見たのか見なかったのか、覚えていませんが、あれは何という町だったのか
母に聞いておけば良かったなぁと、今になって思います。
 母は痴呆症になって、もう五年になります。
 私の名前も覚えていません。母が元気だった頃よく台所で、おぼろ月夜の歌を
歌っていました。リアルタイムでは、どうってことなかったことが、
何故今頃になって思い出され、こんなに懐かしいのでしょう。
私の中のノスタルジックな感情が、菜の花を見つけたことで、一気によみがえって
きたのかもしれません。
 とにかく、『ノスタルジア』は完成しました。
糊置や染の職人の方々にも大変お世話をかけました。
 最初下絵を見た時「ウッソーこれ本当にやるの?」って言われました。
 でもいい仕事をして頂き、とてもやさしい、いい色になりました。
本当に大変だったと思います。スタッフ達も休み返上、毎日残業で頑張って
くれました。感謝、感謝です。
 仕上がった時には自然に拍手が起こり、目頭が熱くなっていました。
 そしてずっとスランプだったのに、先月今井様にレターを書いてから、
気持ちが少し軽くなったというか、元気が出てきたというか、予想以上に
集中して仕事が出来ました。
今井様にもお礼申し上げます。

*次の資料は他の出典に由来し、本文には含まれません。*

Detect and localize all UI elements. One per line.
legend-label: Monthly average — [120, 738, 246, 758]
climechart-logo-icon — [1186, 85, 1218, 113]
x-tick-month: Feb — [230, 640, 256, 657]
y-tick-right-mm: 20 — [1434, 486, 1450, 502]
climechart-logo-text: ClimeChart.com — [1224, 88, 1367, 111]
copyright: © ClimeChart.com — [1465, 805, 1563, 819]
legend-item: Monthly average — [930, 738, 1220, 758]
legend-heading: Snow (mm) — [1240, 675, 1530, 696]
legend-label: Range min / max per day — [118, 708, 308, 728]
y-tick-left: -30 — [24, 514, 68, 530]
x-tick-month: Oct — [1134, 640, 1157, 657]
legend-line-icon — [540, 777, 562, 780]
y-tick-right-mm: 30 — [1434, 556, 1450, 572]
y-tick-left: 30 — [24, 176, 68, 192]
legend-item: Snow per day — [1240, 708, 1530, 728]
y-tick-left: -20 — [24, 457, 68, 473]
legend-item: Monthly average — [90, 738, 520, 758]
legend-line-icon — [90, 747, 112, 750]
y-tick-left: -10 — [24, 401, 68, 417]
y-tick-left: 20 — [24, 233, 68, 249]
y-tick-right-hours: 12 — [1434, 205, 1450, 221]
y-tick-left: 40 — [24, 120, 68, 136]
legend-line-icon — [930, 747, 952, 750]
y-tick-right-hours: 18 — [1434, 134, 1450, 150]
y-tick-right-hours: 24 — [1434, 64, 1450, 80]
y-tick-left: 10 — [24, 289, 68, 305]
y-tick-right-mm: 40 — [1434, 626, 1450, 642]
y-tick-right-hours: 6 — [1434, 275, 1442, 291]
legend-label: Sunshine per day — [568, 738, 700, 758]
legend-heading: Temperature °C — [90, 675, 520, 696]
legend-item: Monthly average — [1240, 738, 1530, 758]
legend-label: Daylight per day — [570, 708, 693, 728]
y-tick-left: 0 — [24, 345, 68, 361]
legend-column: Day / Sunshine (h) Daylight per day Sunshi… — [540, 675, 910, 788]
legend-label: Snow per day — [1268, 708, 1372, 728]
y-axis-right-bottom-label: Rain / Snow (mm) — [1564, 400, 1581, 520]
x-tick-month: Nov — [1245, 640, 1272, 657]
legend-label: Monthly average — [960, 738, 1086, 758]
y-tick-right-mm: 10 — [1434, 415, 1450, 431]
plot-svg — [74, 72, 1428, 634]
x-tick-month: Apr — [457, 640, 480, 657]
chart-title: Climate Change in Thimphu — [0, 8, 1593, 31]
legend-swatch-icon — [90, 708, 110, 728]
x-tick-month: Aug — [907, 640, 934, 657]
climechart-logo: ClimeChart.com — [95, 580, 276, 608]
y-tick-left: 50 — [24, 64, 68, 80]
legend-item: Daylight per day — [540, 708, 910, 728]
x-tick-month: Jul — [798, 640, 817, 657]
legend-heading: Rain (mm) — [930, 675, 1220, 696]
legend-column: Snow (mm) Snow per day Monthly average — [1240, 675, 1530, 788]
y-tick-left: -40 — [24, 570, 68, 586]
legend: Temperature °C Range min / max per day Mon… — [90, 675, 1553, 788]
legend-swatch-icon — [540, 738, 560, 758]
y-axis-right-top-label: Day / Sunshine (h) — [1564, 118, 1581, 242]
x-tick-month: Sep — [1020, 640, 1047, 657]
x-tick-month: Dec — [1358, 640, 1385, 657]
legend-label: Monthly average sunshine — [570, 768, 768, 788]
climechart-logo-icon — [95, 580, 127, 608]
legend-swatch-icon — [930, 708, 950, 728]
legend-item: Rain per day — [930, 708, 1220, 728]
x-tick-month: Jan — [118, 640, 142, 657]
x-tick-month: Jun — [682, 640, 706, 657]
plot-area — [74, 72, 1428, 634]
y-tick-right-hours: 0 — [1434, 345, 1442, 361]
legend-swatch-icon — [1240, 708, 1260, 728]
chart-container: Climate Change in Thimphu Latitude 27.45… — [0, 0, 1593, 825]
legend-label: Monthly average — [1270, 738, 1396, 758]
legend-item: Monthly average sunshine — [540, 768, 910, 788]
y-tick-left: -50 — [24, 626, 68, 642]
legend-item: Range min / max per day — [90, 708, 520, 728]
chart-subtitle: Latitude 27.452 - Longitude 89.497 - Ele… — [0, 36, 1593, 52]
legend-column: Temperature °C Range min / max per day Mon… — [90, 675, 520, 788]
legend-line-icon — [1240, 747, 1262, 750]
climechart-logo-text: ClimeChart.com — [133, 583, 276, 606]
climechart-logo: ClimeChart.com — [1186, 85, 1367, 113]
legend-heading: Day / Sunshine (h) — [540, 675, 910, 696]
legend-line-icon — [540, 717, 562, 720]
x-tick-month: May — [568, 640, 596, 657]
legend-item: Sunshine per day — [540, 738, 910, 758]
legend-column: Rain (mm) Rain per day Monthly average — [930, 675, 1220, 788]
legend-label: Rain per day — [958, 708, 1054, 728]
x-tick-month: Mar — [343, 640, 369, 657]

有難うございました。
 結局自分の力なんて全然大したものじゃありません。
 みんなの力、協力、そして支援して下さる方々があって初めて、ささやかな
自分が生かされるのだと、つくづく思いました。
 だからこそ、いいものを創りたいと思うのです。
 今、アリウムの花を書いています。
いつもお付き合いさせて頂いている方の庭に咲いていたのですが、
小学校の頃お花を習っていた時に、素材として使った事があります。
 これはシンプルでモダンな柄にすると素敵かも…と思い、今制作中です。
細工は流々、仕上げを御覧じろ、なぁんて少し調子に乗り過ぎでしょうか。